I have gene expression matrix from NGS data. it's around 30000 genes and 1000 samples.
I want to create the heatmap of this gene expression matrix. I used
heatmap() function in R, but it does not work for very large data. Would someone recommend me a package to create heatmap of big data matrix ?
Well you're going to want to subset that anyway, since a 30000x1000 heatmap won't be very interpretable.
Like Devon Ryan said, it won't make sense to create a heatmap that large. Why don't you find the differentially expressed genes and create a heatmap of those genes instead?
I want to have global view about the expression landscape of my genes. That's why I want to look at it in this way.

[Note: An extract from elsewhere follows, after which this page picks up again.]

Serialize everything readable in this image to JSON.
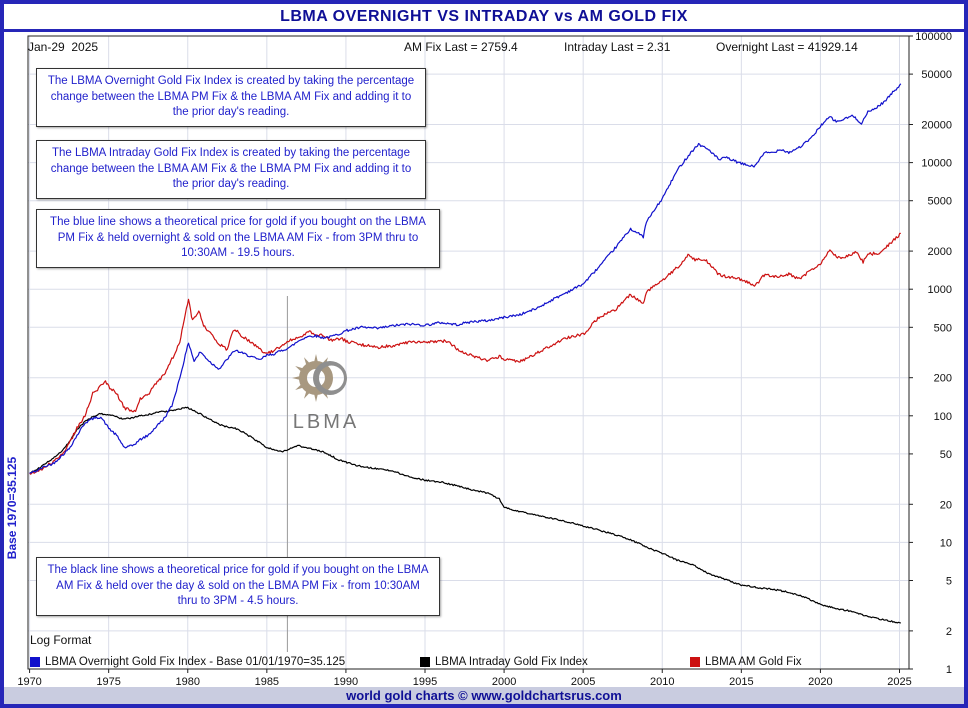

Although, I still don't think it's a good idea, but if you really want then you can use the R package pheatmap to create & plot clusters of similarly expressed genes. So instead of plotting 30000 genes, you will be plotting x number (can be 25, 50, 100 or more) of clusters of similarly expressed genes by providing a value to
k_meansparameter in the pheatmap function. If you want to cluster rows, use
cluster_rows=Tand to cluster columns, use
cluster_cols=T(you may want to do both because of the large dataset).
You can cluster both the rows & the columns using either a distance matrix or using a distance measure like "euclidean" or "correlation".
The pheatmap package is new to me, thanks for pointing it out!
I used the package once. Its a very powerful package, and you can do a lot of things with it, provided you read the manual thoroughly. It makes "pretty heatmaps" of your ugly data, hence the name.
Your global view won't be changed by subsetting a bit.
Then, what is the reasonable subset size?
Try a 1000 or so genes and a 100 samples and then increase that by a bit to see if there are any large changes. If there aren't, then you're catching the gist of the global structure in your subset.